Vous êtes né à Paris en 1975 puis avez vécu votre petite enfance au Congo avant de revenir avec vos parents dans la région parisienne. Vous avez donc vécu très tôt l’expérience de l’émigration. Est-ce pour cela que ce thème traverse votre expression, qu’on le retrouve aussi bien dans votre livre Qu’Allah bénisse la France que dans votre dernier album intitulé Gibraltar ? Vous l’abordez d’ailleurs sous l’angle du témoignage, de l’expérience vécue, de l’intime… Que vous évoque l’expression « migrations intimes » ?
Nous avons tous un cheminement, une quête.

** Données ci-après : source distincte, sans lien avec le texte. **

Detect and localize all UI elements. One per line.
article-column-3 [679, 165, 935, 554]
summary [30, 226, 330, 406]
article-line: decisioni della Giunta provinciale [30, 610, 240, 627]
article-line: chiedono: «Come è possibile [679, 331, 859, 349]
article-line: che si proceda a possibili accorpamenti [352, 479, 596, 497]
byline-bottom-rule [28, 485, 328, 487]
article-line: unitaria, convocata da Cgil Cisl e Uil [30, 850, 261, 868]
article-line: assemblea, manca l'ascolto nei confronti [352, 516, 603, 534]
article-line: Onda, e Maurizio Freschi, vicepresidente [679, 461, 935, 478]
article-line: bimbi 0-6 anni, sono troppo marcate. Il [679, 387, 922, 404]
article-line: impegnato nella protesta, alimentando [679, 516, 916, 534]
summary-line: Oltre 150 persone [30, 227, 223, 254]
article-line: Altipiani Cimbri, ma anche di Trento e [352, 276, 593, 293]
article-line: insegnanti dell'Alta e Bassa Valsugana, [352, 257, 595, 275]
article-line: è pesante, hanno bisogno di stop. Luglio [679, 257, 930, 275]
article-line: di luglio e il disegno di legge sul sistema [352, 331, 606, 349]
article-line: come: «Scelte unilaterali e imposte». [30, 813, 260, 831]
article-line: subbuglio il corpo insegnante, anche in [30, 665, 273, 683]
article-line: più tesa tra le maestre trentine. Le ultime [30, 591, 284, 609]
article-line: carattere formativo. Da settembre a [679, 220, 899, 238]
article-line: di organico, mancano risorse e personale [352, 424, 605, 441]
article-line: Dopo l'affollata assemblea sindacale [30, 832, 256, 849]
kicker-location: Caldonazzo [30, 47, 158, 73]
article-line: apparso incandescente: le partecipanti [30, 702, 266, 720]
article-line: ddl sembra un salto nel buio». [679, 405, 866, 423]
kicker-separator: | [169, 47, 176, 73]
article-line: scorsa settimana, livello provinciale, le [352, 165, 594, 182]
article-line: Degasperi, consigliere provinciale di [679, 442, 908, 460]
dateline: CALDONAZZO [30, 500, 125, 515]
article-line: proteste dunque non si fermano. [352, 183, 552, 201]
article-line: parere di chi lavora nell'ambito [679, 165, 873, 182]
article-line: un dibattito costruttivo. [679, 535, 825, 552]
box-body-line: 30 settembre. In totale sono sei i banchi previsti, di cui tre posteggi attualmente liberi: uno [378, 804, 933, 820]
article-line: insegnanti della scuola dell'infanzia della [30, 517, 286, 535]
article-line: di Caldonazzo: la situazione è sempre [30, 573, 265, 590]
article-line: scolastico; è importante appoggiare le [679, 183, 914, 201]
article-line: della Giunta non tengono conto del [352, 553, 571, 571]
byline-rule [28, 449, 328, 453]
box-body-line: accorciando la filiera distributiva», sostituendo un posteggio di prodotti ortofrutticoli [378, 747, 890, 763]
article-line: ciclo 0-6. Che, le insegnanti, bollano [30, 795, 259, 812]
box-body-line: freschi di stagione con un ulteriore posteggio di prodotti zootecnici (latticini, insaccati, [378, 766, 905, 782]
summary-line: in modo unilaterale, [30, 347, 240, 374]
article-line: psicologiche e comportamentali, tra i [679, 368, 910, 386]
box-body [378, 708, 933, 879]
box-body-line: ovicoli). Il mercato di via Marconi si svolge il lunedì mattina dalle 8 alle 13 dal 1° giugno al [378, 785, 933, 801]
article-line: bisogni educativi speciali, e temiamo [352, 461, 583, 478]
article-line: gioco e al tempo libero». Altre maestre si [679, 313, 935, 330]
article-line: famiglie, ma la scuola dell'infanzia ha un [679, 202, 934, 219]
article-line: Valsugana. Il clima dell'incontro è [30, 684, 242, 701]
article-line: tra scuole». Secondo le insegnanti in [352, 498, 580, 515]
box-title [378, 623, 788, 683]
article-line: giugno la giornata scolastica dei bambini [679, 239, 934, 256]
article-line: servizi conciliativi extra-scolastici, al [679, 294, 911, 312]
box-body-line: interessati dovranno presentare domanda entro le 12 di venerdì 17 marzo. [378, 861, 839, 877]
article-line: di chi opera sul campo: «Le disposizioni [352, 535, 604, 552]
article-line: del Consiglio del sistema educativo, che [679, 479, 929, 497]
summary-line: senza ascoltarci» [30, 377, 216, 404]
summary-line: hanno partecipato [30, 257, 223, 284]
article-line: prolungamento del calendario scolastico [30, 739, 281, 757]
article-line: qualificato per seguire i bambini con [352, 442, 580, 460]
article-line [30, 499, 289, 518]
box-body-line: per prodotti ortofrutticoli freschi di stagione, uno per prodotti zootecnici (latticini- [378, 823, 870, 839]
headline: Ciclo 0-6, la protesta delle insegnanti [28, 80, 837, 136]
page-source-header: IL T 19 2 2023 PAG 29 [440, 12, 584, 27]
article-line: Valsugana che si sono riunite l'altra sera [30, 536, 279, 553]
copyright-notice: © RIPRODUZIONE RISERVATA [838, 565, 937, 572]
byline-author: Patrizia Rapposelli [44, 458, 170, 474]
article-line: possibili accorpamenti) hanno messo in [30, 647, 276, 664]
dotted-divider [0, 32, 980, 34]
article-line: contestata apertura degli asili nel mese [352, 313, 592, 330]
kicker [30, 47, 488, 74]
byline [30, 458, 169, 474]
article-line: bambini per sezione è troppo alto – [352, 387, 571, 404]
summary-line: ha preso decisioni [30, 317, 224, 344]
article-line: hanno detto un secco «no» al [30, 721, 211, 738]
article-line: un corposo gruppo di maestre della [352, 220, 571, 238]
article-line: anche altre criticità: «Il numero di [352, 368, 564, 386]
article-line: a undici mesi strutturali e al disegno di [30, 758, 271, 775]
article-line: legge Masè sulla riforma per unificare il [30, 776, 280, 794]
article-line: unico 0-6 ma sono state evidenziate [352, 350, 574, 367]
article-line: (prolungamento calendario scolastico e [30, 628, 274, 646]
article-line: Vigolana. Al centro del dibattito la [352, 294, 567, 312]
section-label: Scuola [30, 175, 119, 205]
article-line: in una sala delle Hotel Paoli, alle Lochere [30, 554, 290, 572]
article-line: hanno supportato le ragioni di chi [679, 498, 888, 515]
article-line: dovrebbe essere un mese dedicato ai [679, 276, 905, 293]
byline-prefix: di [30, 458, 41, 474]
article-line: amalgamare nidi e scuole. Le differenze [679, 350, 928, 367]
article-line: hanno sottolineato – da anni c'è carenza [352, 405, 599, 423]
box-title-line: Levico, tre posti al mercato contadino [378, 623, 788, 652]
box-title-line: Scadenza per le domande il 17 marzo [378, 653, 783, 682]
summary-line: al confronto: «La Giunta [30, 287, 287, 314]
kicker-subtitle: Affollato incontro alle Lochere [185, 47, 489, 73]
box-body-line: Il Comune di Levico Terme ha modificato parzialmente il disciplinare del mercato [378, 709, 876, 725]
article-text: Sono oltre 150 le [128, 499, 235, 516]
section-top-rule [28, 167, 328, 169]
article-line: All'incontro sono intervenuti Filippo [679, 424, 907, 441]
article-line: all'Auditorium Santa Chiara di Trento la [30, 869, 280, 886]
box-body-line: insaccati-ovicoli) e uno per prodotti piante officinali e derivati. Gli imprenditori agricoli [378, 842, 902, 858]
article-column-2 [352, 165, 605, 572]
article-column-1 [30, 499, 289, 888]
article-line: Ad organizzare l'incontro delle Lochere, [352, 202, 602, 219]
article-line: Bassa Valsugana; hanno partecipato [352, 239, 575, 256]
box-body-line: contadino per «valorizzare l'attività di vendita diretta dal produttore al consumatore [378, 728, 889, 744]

Beaucoup de personnes cherchent quelque chose… Finalement, elles se rendent compte qu’elles étaient juste en quête d’elles-mêmes. C’était là, juste à côté, il n’y avait pas besoin de voyager. « Migrations intimes » m’évoque une quête initiatique, un voyage intérieur… La vie est une migration.
Plus que par les migrations géographiques, votre vie semble marquée par l’expérience du voyage intérieur…
Oui, mon histoire est celle d’une transformation : passer du paraître à l’être, de l’extériorité à l’intériorité. Entre l’image que les gens ont de nous et ce que l’on est véritablement, il y a un voyage à faire. Ma vie entière est ainsi faite : c’est un cheminement, une migration intime. Dans cette société française où j’ai grandi, j’ai dû sortir des ghettos géographiques mais aussi intérieurs.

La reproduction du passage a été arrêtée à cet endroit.